RYU 第5号
福井ひとすじで全力投球

参議院議員 松村龍二


○二期目当選を果たす
 昨年夏は酷暑でしたが、皆様の絶大なご支持で再選させていただきました。その間の講演会をはじめ皆様のご尽力に心から感謝いたしております。二十四万票をいただいた重みをしっかりとかみしめながら頑張っています。

○不景気にチャレンジ
 政治の要諦は、県民皆様の業(なりわい)と生活を政治がたすけることです。
 いまバブル後の不景気の深刻化、デフレの進展、安い人件費と日本空洞化の結果迫りつつある中国の脅威、公共事業の削減にあらわれている国・地方の財政の緊縮、リストラによる失業増、米国同時テロ事件後の世界的な不況など厳しい雰囲気のなかにいます。
 小泉内閣は、「構造改革なくして景気回復なし」のスローガンを掲げ、「聖域なき構造改革」と「民間にできることは民間に、地方ができることは地方に」の合言葉で日本の国の建て直しをはかっています。そして国民の多数の支持を背景にこれらに頑張っているところです。

○福井県の幸せと改革
 小泉内閣の政策は、郵政三事業民営化を究極の目標として道路公団民営化、住宅金融公庫廃止等次々と繰り出される特殊法人民営化等の改革と竹中経済企画担当大臣の米国流の規制撤廃・自由競争が経済を生き返らせるという考え方がその基盤になっています。
 しかし、県民が長年の努力で工事施行命令までかち得て、進行中の近畿自動車道敦賀線の高速道路をむげに待てといわれると、ちょっと改革の方法が過激過ぎると主張しなければなりません。またコメ農業についても、生産現場を無視したような性急な改革の方向が昨年秋提案されました。
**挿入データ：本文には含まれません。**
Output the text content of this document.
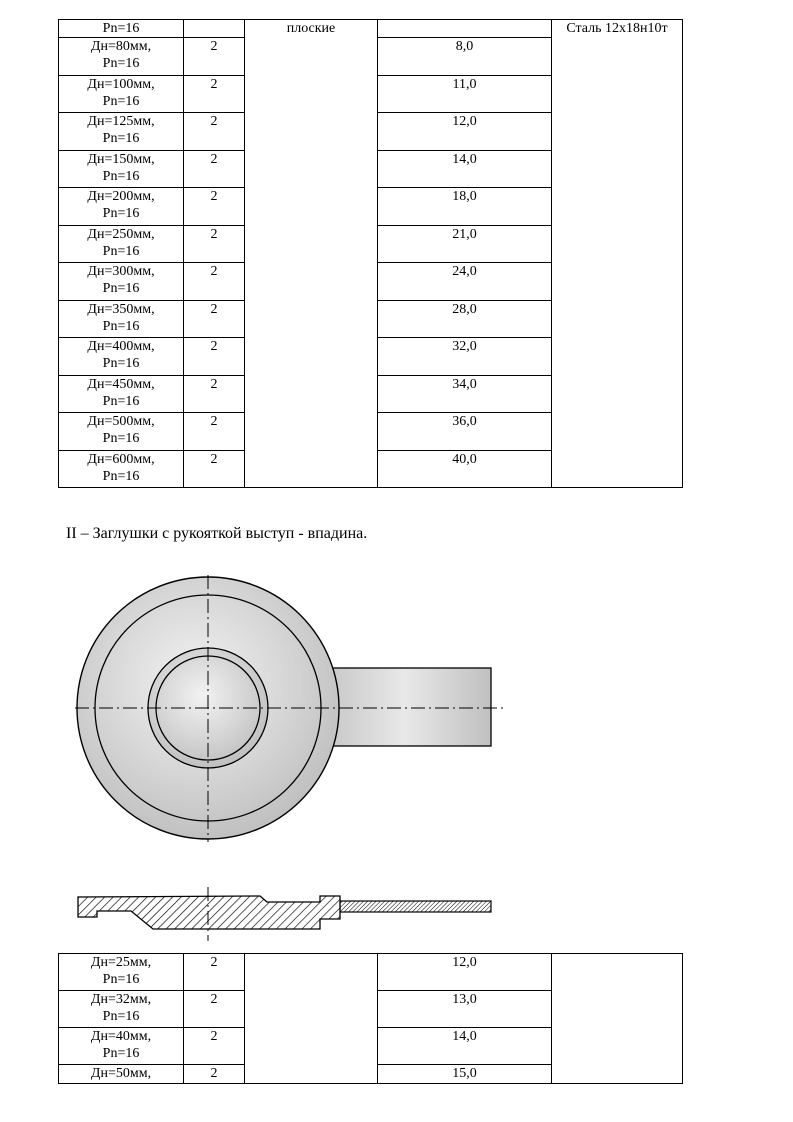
Pn=16		плоские		Сталь 12х18н10т

Дн=80мм,
Pn=16	2		8,0	

Дн=100мм,
Pn=16	2		11,0	

Дн=125мм,
Pn=16	2		12,0	

Дн=150мм,
Pn=16	2		14,0	

Дн=200мм,
Pn=16	2		18,0	

Дн=250мм,
Pn=16	2		21,0	

Дн=300мм,
Pn=16	2		24,0	

Дн=350мм,
Pn=16	2		28,0	

Дн=400мм,
Pn=16	2		32,0	

Дн=450мм,
Pn=16	2		34,0	

Дн=500мм,
Pn=16	2		36,0	

Дн=600мм,
Pn=16	2		40,0	
II – Заглушки с рукояткой выступ - впадина.
Дн=25мм,
Pn=16	2		12,0	

Дн=32мм,
Pn=16	2		13,0	

Дн=40мм,
Pn=16	2		14,0	

Дн=50мм,	2		15,0	
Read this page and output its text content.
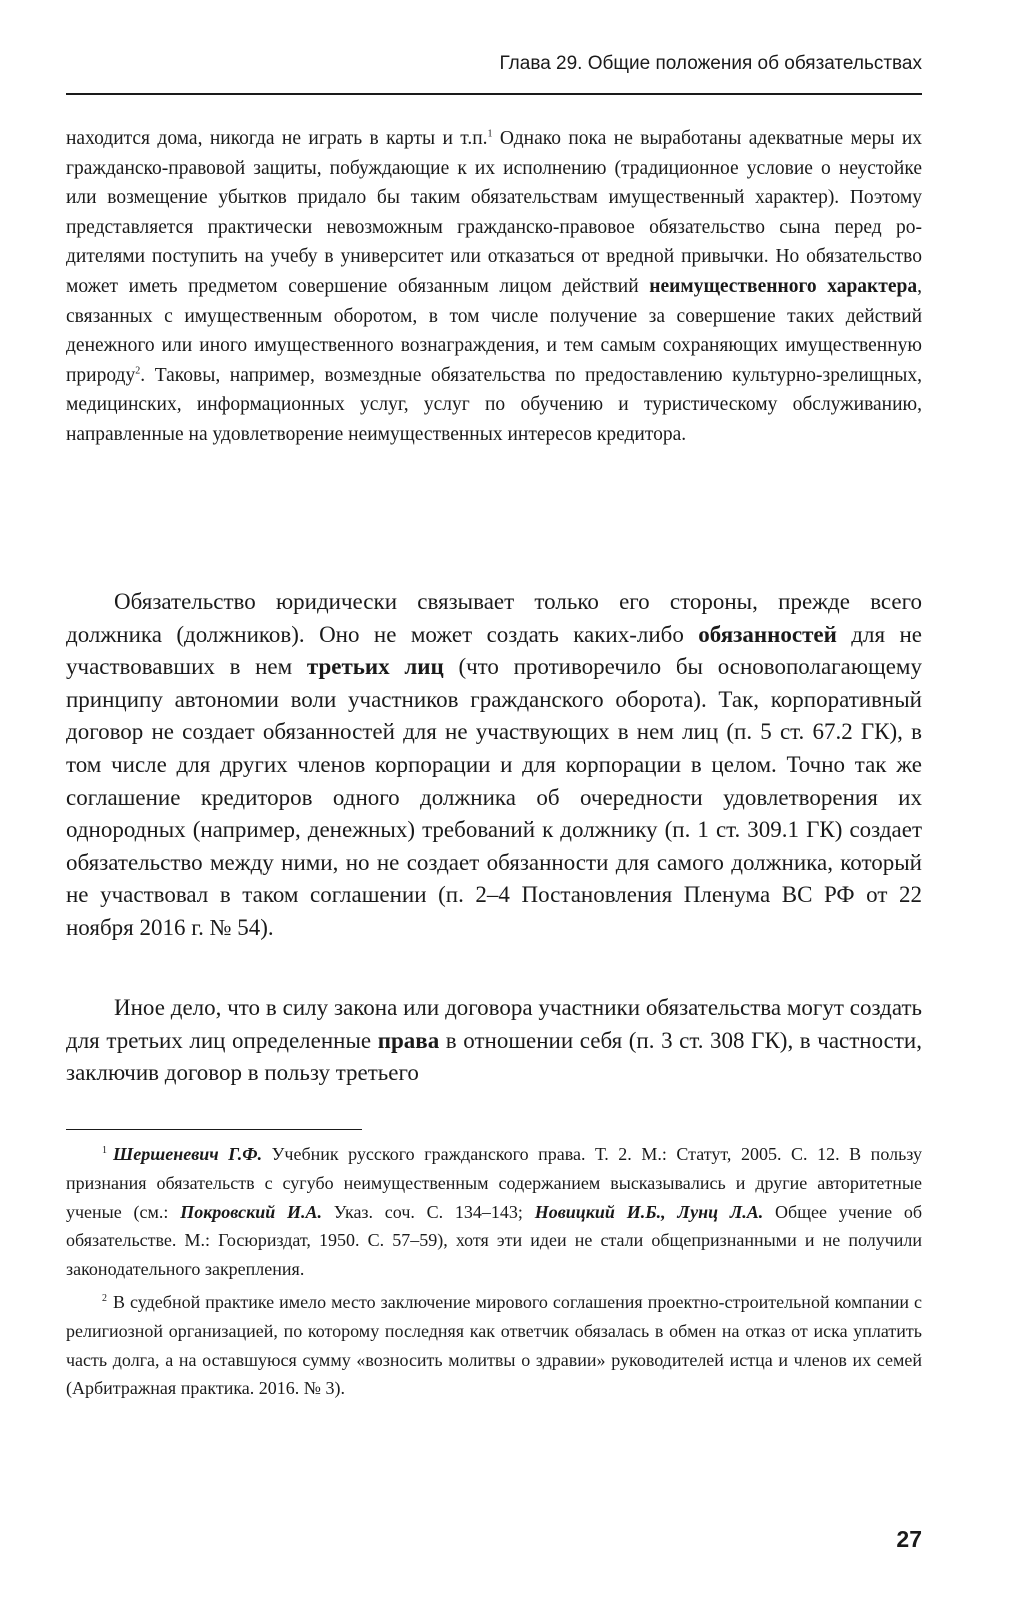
Глава 29. Общие положения об обязательствах

находится дома, никогда не играть в карты и т.п.$^1$ Однако пока не выработаны адекватные меры их гражданско-правовой защиты, побуждающие к их исполнению (традиционное условие о неустойке или возмещение убытков придало бы таким обязательствам имущественный характер). Поэтому представляется практически невозможным гражданско-правовое обязательство сына перед родителями поступить на учебу в университет или отказаться от вредной привычки. Но обязательство может иметь предметом совершение обязанным лицом действий неимущественного характера, связанных с имущественным оборотом, в том числе получение за совершение таких действий денежного или иного имущественного вознаграждения, и тем самым сохраняющих имущественную природу$^2$. Таковы, например, возмездные обязательства по предоставлению культурно-зрелищных, медицинских, информационных услуг, услуг по обучению и туристическому обслуживанию, направленные на удовлетворение неимущественных интересов кредитора.

Обязательство юридически связывает только его стороны, прежде всего должника (должников). Оно не может создать каких-либо обязанностей для не участвовавших в нем третьих лиц (что противоречило бы основополагающему принципу автономии воли участников гражданского оборота). Так, корпоративный договор не создает обязанностей для не участвующих в нем лиц (п. 5 ст. 67.2 ГК), в том числе для других членов корпорации и для корпорации в целом. Точно так же соглашение кредиторов одного должника об очередности удовлетворения их однородных (например, денежных) требований к должнику (п. 1 ст. 309.1 ГК) создает обязательство между ними, но не создает обязанности для самого должника, который не участвовал в таком соглашении (п. 2–4 Постановления Пленума ВС РФ от 22 ноября 2016 г. № 54).

Иное дело, что в силу закона или договора участники обязательства могут создать для третьих лиц определенные права в отношении себя (п. 3 ст. 308 ГК), в частности, заключив договор в пользу третьего

$^1$ Шершеневич Г.Ф. Учебник русского гражданского права. Т. 2. М.: Статут, 2005. С. 12. В пользу признания обязательств с сугубо неимущественным содержанием высказывались и другие авторитетные ученые (см.: Покровский И.А. Указ. соч. С. 134–143; Новицкий И.Б., Лунц Л.А. Общее учение об обязательстве. М.: Госюриздат, 1950. С. 57–59), хотя эти идеи не стали общепризнанными и не получили законодательного закрепления.

$^2$ В судебной практике имело место заключение мирового соглашения проектно-строительной компании с религиозной организацией, по которому последняя как ответчик обязалась в обмен на отказ от иска уплатить часть долга, а на оставшуюся сумму «возносить молитвы о здравии» руководителей истца и членов их семей (Арбитражная практика. 2016. № 3).

27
これは全国の現場の力で撤回させましたが、改革は功を焦るものであってはならないと思っています。

○改革の正しい方向
 日本は一億二千万の人口、巨大な規模の経済の仕組み、大きな個人資産等の力強い要素を持っています。ものつくりの伝統もあります。しかし一方では、高い給与水準と週末には働かない労働慣行が定着し、国民にハングリーさが失われてきました。また空港や道路一つつくるにも個人のわがままで用地買収が出来ずに完成をみないという困ったことも日常化しています。
 これと対照的に、中国は土地の収用も自由自在で、社会資本がどんどん充実していることは中国成長の秘密でもあります。日本の経済規模は大きいのですから、政府も余り「縮み指向」にならないように国の方向を持っていく必要があると思います。

○福井県の課題とは
 次のことに頑張っています。
 近畿自動車道敦賀線の完成
 中部縦貫自動車道完成
 繊維はじめ製造業の発展
 商店街の振興、雇用の推進
 コメはじめ農林水産業の発展
 国営灌漑排水事業進展
 介護保険はじめ福祉の充実
 医療制度の健全な発展
 安全な原子力発電推進
 立地振興策を推進
 環境行政の地道な推進
 北陸新幹線を福井に
 男女共同参画社会実現

○自民党へのご支援お願い
 自民党を中心とする政府与党と他の政党の違いは、国のありかたに対する考え方が、常識的であるかどうか、現実に立脚しているかどうかであると考えています。教育は大切ですが、教師は個人主義を教えるなら責任も教えなければなりません。また世界平和は日本にとって大切ですが、教師は教室内で世界的な視野を持って教育にあたっていただきたいと願っています。島国でしか通用しない夢想的な平和主義教育は国の将来を誤るものといわなければなりません。

○皆様のご指導をお願い
 私は、今年を通じて以上のような考えで政治活動にあたりたいと思っていますが、皆様からのご教示、ご指導を切望しています。本年の皆様と皆様の地域のお幸せ、ご家族のご発展をお祈り申し上げます。